— Баба ты — вот кто! Я сегодня, можно сказать, боевое дело совершил, смерти не побоялся. Тут нужно благодарить человека… Вот люди мне ласку оказали… А у тебя никакой тонкости. Нет мне волюшки от тебя… А ведь подумай только: революция волю несет.
Он осторожно покосился на жену: Ганна спокойно спала.
* * *
Таня даже охрипла, похудела за эти дни, появилась синева под глазами, но все же добилась: в Гусарной был организован Совет крестьянских, казачьих и солдатских депутатов.
Корниловцев отогнали за Кубань.
Однажды Богдан выехал осмотреть брод через речку, откуда можно было ожидать нападения. С ним попросился Сергей Шпилько. Не отказал: пусть учится — это же рекогносцировка.
Ветер свирепо рвал башлыки, бухал в бурки. Когда осматривали берег, внезапно выскочил из тальника белый разъезд, обстрелял Богдана и Сергея.
— Ложи коня! — скомандовал Богдан и, мигом слетев на песок, ударил своего жеребца по ноге. — Ложись, Гетман, ложись!
Конь послушно упал на колени, повалился на бок. Сдернув с плеча карабин, Богдан выстрелил из-за шеи лошади раз, второй и крикнул Сергейке, который растерянно крутился на коне под пулями:
— Падай!..
Но поздно… Юноша клонился с седла, выпустив некстати выхваченную саблю. Покатилась по песку папаха с красным верхом. Нога Сергейки застряла в стремени, он беспомощно повис, длинный чуб его тащился по земле.
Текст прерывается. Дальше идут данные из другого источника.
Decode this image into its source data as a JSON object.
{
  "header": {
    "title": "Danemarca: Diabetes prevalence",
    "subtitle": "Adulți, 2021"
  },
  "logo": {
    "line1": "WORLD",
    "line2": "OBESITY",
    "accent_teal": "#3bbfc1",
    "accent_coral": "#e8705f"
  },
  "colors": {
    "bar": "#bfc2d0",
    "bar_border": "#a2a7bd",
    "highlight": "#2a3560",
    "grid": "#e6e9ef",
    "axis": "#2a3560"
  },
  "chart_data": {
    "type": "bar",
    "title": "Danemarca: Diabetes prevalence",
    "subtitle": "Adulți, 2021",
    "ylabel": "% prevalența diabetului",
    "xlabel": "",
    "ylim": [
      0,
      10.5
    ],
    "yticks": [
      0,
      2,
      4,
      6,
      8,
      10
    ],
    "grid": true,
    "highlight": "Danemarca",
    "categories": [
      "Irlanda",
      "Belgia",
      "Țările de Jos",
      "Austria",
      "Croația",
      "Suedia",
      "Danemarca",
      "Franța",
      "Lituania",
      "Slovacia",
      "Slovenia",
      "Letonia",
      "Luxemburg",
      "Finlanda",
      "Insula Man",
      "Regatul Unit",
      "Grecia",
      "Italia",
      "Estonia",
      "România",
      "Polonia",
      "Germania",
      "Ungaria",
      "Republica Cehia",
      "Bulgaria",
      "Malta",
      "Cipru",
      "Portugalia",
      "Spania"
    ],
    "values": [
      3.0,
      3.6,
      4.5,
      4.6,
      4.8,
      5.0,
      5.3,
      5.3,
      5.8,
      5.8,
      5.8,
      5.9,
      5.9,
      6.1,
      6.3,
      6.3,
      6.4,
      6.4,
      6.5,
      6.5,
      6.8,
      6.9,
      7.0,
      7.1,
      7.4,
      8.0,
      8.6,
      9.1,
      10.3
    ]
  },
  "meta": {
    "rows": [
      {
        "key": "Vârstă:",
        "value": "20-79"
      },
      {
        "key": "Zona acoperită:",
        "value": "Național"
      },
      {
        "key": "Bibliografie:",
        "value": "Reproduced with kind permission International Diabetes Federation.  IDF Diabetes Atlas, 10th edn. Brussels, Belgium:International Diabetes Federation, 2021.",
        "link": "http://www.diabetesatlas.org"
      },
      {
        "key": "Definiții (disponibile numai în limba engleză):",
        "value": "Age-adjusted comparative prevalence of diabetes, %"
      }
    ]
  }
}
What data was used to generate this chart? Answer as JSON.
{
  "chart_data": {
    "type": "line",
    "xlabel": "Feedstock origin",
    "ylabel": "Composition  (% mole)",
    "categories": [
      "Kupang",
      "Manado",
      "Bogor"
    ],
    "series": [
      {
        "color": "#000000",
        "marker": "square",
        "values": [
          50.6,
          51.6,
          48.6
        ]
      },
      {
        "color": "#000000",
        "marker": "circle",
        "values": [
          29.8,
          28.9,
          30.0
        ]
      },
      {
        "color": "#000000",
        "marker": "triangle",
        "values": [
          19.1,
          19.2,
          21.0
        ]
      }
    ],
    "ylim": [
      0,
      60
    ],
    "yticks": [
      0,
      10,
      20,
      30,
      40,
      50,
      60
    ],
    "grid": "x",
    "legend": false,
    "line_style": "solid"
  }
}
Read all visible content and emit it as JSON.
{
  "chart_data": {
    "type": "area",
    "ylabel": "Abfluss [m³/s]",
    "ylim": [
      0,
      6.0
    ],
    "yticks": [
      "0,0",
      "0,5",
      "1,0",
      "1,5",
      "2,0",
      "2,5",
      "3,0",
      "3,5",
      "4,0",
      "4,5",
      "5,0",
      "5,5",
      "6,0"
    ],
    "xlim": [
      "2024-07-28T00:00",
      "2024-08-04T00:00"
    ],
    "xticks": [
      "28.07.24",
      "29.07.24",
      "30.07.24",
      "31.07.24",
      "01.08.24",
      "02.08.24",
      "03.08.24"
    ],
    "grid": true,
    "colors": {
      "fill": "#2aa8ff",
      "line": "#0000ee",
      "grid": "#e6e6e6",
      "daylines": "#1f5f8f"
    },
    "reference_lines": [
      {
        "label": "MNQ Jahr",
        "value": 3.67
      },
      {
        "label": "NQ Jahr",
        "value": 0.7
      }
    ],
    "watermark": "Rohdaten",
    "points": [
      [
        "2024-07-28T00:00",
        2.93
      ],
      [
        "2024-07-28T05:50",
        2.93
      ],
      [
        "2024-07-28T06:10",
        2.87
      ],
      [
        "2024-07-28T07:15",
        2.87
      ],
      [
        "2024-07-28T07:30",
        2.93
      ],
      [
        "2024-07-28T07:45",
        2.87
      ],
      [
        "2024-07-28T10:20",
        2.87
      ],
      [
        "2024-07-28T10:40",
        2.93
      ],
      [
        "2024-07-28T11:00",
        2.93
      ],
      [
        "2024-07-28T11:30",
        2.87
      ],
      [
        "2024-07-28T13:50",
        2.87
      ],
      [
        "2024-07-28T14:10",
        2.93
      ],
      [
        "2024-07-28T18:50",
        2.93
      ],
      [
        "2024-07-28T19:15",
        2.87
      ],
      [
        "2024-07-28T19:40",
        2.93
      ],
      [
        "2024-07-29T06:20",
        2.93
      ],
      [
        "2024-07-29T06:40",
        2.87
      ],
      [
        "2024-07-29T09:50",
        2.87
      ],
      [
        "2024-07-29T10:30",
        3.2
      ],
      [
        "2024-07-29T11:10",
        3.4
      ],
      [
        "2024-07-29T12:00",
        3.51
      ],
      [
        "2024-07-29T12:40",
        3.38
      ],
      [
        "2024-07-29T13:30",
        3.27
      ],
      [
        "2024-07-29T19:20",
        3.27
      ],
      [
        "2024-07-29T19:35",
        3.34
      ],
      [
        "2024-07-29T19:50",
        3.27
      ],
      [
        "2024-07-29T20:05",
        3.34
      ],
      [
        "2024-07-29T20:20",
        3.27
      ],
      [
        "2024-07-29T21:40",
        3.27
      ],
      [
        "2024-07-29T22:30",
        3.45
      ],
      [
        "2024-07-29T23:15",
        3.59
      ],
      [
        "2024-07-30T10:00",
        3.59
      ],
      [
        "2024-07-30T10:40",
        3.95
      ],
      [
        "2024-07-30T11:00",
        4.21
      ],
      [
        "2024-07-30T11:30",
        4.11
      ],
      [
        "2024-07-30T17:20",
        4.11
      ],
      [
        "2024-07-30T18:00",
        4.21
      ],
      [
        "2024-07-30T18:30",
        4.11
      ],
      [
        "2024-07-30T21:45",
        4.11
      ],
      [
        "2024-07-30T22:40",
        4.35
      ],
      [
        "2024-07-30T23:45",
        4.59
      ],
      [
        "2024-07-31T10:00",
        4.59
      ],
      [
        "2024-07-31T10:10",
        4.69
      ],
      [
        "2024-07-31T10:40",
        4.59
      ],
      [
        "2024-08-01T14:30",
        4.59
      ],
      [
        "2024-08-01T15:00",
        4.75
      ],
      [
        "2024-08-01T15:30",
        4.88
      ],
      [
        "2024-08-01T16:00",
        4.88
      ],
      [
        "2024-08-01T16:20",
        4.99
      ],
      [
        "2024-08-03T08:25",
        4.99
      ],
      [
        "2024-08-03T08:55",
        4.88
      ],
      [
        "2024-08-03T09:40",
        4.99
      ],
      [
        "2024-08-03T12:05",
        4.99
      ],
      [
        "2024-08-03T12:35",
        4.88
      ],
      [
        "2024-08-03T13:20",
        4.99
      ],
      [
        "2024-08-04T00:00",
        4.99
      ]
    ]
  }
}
…Уверенно целясь, Богдан загонял разъезд в тальник, а тем временем мазаевский дончак тащил молодого бойца по кругу. Сергейко греб мертвыми руками песок, и конь, теряя равновесие, кособочась, кружился, как бы привязанный к этому проклятому месту.
* * *
Из Попутной пришла смена, и партизаны в лучах вечернего солнца ехали домой.
Растянулись вереницей по степи, посвешивали ноги с подвод, дымили люльками.
Пресный аромат земли распирал грудь. Зеленели посевы. Меркла вечерняя заря, облака над горизонтом ярко просвечивались, золотились. Казалось, что бойцы ехали из степи, с полевых работ, а на подводах — не пулеметы, а плуги и бороны.
Может, ничто и не напоминало бы о столкновении с белыми, если бы не первая подвода. Там на азиатской бурке лежал юный казак — чернобровый Сергей Шпилько. Иногда он покачивал кудрявой головой, словно хотел сказать: «Ох, рано, людоньки, рано!..» К подводе был привязан конь. Он тревожно храпел, обнюхивая своего бесталанного хозяина.
Колонна ехала в трауре. Это была первая жертва, и каждый остро чувствовал утрату. Не вязались разговоры.
Позади на своей киргизской кобыле медленно ехал Кавун.
— Сосватала кадетская пуля парня, — вздыхал он. — Эх, а хлопец же какой!.. Лучше б меня убило!